If he is musical then music will be one of the tools in his toolbox to help him cope with life. If he’s not musical, well, he’ll find some other refuge which is ok, as his mum I just want him to be happy and content.
So music. How much is it a part of your life? To be honest, whether or not you’re a musician, I think that music is a part of pretty much all our lives. It’s so often present in the background, be that on the radio or TV, in shops, restaurants, cafés and bars. Music is quite hard to avoid.
Unsurprisingly our house is always pretty musical. In fact my husband and I got together after playing the leads opposite each other in an amateur production of Rogers and Hammerstein’s Carousel ten years ago. We both love to sing, we love watching musicals or concerts, we have similar tastes in music (although he does draw the line with some of my choices!), I chill out by playing the piano not very well (my main instrument is the flute) and it’s just a natural part of our lives. So when our little man came along we didn’t really do anything different, I remember singing to him whilst I was in hospital to calm him, it just seemed the natural thing to do.
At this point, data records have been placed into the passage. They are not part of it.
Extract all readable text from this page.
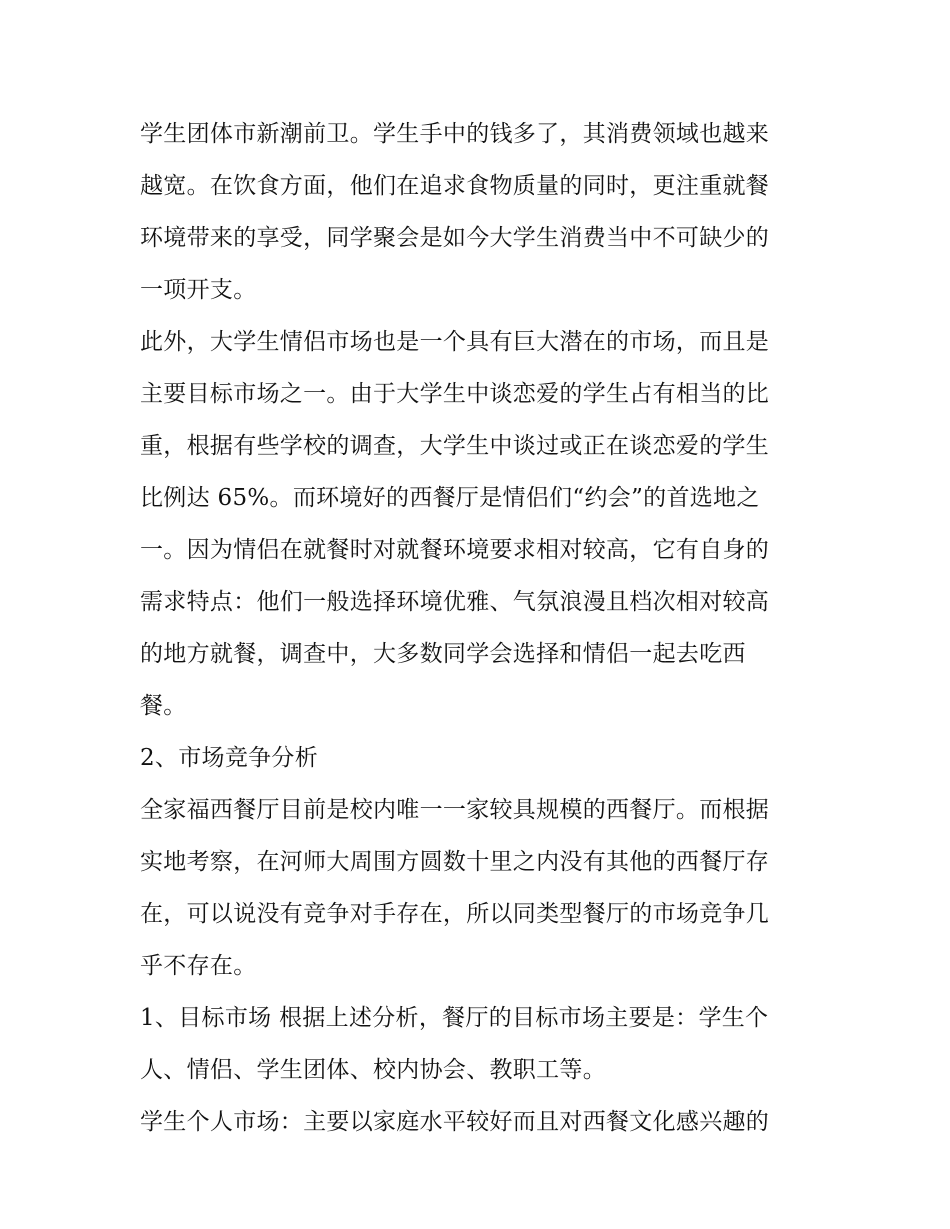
学生团体市新潮前卫。学生手中的钱多了，其消费领域也越来
越宽。在饮食方面，他们在追求食物质量的同时，更注重就餐
环境带来的享受，同学聚会是如今大学生消费当中不可缺少的
一项开支。
此外，大学生情侣市场也是一个具有巨大潜在的市场，而且是
主要目标市场之一。由于大学生中谈恋爱的学生占有相当的比
重，根据有些学校的调查，大学生中谈过或正在谈恋爱的学生
比例达 65%。而环境好的西餐厅是情侣们“约会”的首选地之
一。因为情侣在就餐时对就餐环境要求相对较高，它有自身的
需求特点：他们一般选择环境优雅、气氛浪漫且档次相对较高
的地方就餐，调查中，大多数同学会选择和情侣一起去吃西
餐。
2、市场竞争分析
全家福西餐厅目前是校内唯一一家较具规模的西餐厅。而根据
实地考察，在河师大周围方圆数十里之内没有其他的西餐厅存
在，可以说没有竞争对手存在，所以同类型餐厅的市场竞争几
乎不存在。
1、目标市场 根据上述分析，餐厅的目标市场主要是：学生个
人、情侣、学生团体、校内协会、教职工等。
学生个人市场：主要以家庭水平较好而且对西餐文化感兴趣的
Even now I sing to him all the time, both real songs and silly ones I’ve made up, I’m not even that conscious that I’m doing it. You name it I’ve made up a song about it – changing nappies, feeding, having a bath, getting dressed etc. etc. and at the moment my little man loves my songs (he’s the only one who does)! And whilst he does I’ll keep on singing!
Whilst I was pregnant with him I was getting great mileage out of The Greatest Showman soundtrack with the students I was teaching. Now our little man has never been a great sleeper in the day, he’s pretty good at night (I don’t want to jinx anything) but he fights sleep all the time in the day, even when he’s really tired, but the one thing that works to at least make him chill out, if not sleep, is to put on The Greatest Showman soundtrack! He loves it, I’d say it works 99% of the time, and I swear it’s because he heard it so much when he was in the womb (he heard it a lot!).
In terms of instruments I bring him to the piano just for fun, let’s face it to him at the moment it’s like a big toy that you press that makes a sound. I certainly have no intention of being one of those parents. When you’ve taught music for a long time you know that forcing a child to play an instrument is pointless. There is definitely a difference between forcing a child and encouraging them. Naturally I hope that my little man will one day want to play an instrument, it’s a great thing to be able to do as it brings so many more benefits than just the skill of playing – discipline, commitment, social skills, something to turn to when things get tough – to name just a few.
Of course I will expose him to instruments, letting him have a go at the ones in our house and taking him to concerts (he’s already been to some baby concerts at our local theatre), as it’s only by this exposure that he (and we) will know if music is something he’d like to do. That’s what I love about my job, so many children that I teach are getting exposed to learning a musical instrument and some of them discover a joy and a talent that they may never have known they had without that exposure.
At the end of the day music is a gift so why wouldn’t I want to give my son such a wonderful gift? And it’s a gift anyone can give, you don’t have to be a musician to enjoy and benefit from music, it’s for everyone, after all it’s a gift that keeps on giving for a lifetime.